“Take what you said back,” I demanded.
“No.”
“Where’s my ring?”
“I don’t know.”
“Yes, you do. You clearly have it out for Charles, so it makes sense you’d try to sabotage our wedding by—”
“I’ve had enough,” he spat, popping to his feet. “Call me when you come to your senses. C’mon, Mutt.”
Paisley looked at me with wide, shimmering eyes.
“Go,” I said. “Keep him out of trouble.”
She wasted no time scampering after him as Charles crossed the room and opened the sliding door, allowing both animals to disappear into the night.
“It’s really not here, is it?” I said, staring hatefully at my bare ring finger. How had I lived with it like this for so long? Darn it, I never should have taken that ring off.
“Let’s go check in with reception,” Charles suggested, moving toward the wooden door on the other side of our room. At least it was easy to open from the inside. “I saw Millicent was still up when I came through that way.”
Sure enough, Millicent sat in her chair with her book. At this point, I had to question whether our proprietress was, indeed, an art installation and not a businesswoman.
“Excuse me?” I said, stopping in front of her.
She held up a finger and continued reading for at least a minute before she finally raised her eyes to meet mine.“Yes?” Her eyes were wide, her expression mostly blank.
“Has anyone turned in a ring for the lost and found?”
“We don’t have a lost and found,” she replied with no follow-up questions and no hint of apology.
The fluffy orange cat hopped up onto a nearby windowsill to glare at me and Charles. Maybe all my time with Octo-Cat had made me cynical, or maybe I was still miffed about him bullying little Paisley, but something seemed off about him.
“Oh. Well, I have a lost item. A pretty important one at that.”
“I’ll let you know if anything turns up,” Millicent said, tucking an orange curl behind her ear and revealing an earring I hadn’t noticed her wearing before—a big dangly one with a little gemmed tassel.
The Persian’s eyes zoomed toward the gaudy piece of costume jewelry, and he wiggled his behind as if to attack.
“Not now, Louis,” the lady told him. He growled and ran across the room to hide. Poor cat must’ve been starved for stimulation if he got so worked up over earrings.
“Yeah, well, thanks for your help,” I mumbled, wondering if Millicent would even remember having our conversation.
“Oh, while we have you,” Charles interjected, waving his hand in front of her.
Millicent groaned and tore her eyes from the book a second time.“What is it now?”
“There seems to be a problem with the door to our room.”
She bobbed her head and shifted her jaw.“Uh-huh. Which one?”
“Both, actually,” he said with a chuckle. “One doesn’t open, and the other doesn’t close.”

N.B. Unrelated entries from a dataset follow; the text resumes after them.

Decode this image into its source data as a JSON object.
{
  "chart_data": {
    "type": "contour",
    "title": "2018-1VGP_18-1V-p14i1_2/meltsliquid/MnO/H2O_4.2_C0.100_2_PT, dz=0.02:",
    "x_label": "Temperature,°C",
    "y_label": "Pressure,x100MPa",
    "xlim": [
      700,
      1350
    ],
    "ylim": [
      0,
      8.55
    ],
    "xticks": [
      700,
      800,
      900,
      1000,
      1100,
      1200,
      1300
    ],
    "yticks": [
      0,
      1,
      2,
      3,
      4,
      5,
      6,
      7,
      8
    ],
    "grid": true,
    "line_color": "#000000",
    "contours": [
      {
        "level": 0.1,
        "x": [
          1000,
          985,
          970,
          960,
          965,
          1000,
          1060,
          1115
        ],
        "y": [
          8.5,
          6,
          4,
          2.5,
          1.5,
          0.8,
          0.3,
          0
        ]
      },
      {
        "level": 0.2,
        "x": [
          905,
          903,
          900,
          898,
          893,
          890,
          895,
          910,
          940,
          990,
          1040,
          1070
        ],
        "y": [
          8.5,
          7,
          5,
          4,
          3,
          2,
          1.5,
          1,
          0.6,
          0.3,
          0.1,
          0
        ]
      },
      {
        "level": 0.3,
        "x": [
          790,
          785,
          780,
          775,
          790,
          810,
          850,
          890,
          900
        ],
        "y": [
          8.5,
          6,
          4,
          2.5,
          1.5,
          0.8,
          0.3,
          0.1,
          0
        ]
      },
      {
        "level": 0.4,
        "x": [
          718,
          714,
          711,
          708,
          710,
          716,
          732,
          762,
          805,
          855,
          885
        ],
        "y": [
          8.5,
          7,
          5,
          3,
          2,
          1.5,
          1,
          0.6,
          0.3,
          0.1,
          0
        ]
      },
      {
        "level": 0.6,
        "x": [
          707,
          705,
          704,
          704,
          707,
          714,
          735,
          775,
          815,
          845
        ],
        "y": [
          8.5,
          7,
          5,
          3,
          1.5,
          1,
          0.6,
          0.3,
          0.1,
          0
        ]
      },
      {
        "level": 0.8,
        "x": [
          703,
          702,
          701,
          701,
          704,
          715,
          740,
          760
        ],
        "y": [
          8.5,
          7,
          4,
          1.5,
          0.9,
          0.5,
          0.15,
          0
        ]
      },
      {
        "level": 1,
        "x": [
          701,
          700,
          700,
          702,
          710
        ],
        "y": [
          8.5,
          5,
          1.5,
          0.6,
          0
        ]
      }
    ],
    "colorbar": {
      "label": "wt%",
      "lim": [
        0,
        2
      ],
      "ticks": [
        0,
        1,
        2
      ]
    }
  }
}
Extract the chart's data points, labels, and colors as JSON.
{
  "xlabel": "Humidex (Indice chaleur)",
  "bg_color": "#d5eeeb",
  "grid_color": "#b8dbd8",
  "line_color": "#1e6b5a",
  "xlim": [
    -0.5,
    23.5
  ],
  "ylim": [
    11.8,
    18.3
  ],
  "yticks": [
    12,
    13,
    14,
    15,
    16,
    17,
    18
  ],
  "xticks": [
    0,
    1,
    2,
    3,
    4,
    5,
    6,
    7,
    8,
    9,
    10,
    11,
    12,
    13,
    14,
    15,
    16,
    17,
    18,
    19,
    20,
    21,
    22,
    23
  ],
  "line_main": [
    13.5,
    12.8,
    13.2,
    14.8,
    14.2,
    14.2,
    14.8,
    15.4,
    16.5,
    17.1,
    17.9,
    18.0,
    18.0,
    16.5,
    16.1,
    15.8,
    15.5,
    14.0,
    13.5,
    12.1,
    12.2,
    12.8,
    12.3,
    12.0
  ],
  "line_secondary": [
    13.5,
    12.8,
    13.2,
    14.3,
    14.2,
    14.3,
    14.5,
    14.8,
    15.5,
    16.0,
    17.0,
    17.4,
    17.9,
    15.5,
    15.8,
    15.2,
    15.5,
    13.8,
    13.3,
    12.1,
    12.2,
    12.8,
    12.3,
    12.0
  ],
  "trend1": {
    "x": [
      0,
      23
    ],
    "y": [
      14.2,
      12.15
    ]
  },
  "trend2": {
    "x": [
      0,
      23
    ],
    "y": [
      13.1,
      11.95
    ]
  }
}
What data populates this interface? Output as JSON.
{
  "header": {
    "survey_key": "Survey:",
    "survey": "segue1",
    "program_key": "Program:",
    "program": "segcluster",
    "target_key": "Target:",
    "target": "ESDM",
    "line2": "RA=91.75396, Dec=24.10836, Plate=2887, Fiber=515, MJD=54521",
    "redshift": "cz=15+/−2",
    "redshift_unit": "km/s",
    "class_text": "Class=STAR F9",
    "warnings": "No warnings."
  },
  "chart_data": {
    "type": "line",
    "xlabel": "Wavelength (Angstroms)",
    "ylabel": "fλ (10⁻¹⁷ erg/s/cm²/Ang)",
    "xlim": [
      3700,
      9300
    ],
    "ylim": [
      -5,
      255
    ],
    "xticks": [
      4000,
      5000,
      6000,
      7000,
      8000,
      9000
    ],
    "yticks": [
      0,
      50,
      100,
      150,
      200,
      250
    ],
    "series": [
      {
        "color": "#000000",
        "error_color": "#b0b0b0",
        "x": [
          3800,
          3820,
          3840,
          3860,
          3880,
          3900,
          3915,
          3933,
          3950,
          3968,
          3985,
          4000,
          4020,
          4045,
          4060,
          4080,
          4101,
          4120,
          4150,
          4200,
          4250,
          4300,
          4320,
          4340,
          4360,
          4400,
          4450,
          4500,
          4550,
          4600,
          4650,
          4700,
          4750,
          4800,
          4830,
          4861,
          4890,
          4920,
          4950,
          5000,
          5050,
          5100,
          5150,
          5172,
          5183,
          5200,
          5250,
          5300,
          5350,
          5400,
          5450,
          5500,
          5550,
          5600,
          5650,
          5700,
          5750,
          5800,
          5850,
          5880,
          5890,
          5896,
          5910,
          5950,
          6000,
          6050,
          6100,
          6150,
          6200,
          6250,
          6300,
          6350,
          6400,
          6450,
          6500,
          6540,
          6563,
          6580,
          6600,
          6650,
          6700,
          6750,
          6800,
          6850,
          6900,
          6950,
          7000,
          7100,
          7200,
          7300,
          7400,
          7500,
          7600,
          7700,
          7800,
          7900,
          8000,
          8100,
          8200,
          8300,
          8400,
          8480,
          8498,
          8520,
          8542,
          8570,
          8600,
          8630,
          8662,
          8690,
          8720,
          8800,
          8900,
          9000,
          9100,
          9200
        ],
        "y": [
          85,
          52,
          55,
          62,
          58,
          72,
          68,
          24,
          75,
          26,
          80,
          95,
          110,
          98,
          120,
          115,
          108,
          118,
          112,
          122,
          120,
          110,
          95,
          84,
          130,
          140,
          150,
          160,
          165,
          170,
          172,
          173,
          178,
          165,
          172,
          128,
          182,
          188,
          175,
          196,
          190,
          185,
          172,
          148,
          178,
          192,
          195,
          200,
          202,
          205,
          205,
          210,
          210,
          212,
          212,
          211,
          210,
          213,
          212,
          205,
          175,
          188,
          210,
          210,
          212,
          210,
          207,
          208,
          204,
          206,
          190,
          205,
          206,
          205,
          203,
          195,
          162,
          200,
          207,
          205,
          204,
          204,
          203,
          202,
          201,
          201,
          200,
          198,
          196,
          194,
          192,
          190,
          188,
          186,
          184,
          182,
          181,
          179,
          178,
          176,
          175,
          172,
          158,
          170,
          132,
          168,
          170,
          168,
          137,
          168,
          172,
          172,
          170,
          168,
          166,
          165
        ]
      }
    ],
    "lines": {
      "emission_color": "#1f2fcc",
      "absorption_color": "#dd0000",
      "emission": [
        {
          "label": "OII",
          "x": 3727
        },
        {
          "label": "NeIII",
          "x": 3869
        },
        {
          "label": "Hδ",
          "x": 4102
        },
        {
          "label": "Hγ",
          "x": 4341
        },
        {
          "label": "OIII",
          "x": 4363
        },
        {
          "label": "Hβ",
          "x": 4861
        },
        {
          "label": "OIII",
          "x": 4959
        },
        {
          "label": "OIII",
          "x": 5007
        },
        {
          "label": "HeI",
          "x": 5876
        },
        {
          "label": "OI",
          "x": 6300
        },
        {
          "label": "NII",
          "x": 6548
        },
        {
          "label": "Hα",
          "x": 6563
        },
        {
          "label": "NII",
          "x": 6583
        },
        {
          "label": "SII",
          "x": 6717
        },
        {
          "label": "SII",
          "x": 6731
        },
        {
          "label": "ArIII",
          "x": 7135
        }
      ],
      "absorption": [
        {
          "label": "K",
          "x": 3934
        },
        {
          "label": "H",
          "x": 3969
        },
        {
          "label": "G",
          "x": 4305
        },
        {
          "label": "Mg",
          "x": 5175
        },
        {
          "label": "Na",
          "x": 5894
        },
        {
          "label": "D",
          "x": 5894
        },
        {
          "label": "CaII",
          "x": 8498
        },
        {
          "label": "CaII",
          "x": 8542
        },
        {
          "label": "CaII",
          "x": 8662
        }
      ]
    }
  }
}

“Oh, right. I put you in the Shoreline suite. The locksmith should be here early next week to fix both of them. I wasn’t going to book anyone in until that was taken care of, but then you two showed up with your little problem, and well, I had to do something to set it right.”
Charles’s brow furrowed. I could see he was about to go into full-on lawyer mode if I didn’t do something fast. “But—”
“Yup! Okay, thanks,” I said, grabbing him by the hand and leading him back around outside.
“I don’t think she likes us very much,” he said once we were both outdoors and out of earshot.
“Who would?” a nasty voice spat.
I looked around and found the big, orange Persian from earlier slinking by. Louis, that was the little scamp’s name.
I tamped down my urge to scold him like I would whenever Octo-Cat took up an attitude with me and refocused my attention on Charles.
“Care for a moonlight walk on the beach?” he said, waggling his brows.
“I thought you’d never ask,” I said, falling into step beside him as we strolled outside and headed for the water.
“This would have probably been a better proposal than the RV, huh?”
“I liked your proposal,” I said, stretching up to give him a quick kiss.
“If you liked that, you’ll really like this. I’m pretty sure I found your grandmother.”
I gasped.“Really? Where?” It’s not that this news surprised me. It just made me so, so happy.
“Oh, no no no,” he tsked playfully. “You don’t get to jump to the end of the journey after sending me on that seagull chase.”
He moved to regale me with tales of his heroic exploits as he tooled all around the Katahdin area, trying to make heads and tails of Bravo’s directions. “I may have had to sample a few different fries to help me determine which were the good ones. Well, according to a seagull, anyway.”
“Eww, you ate out of the dumpster?”
He fixed me with a wounded expression.“Drive-thru, but thanks for assuming that.”
We both laughed for a good long while as we slowly moved along the beach, hand in hand beneath the night sky.
Everything would be okay. I knew it then. I’m pretty sure I’d known it this whole time, but it was easy to forget when my nerves got the best of me.
With Charles at my side, I could conquer anything. We’d meet my grandmother and find my ring.
We just had to take one thing at a time.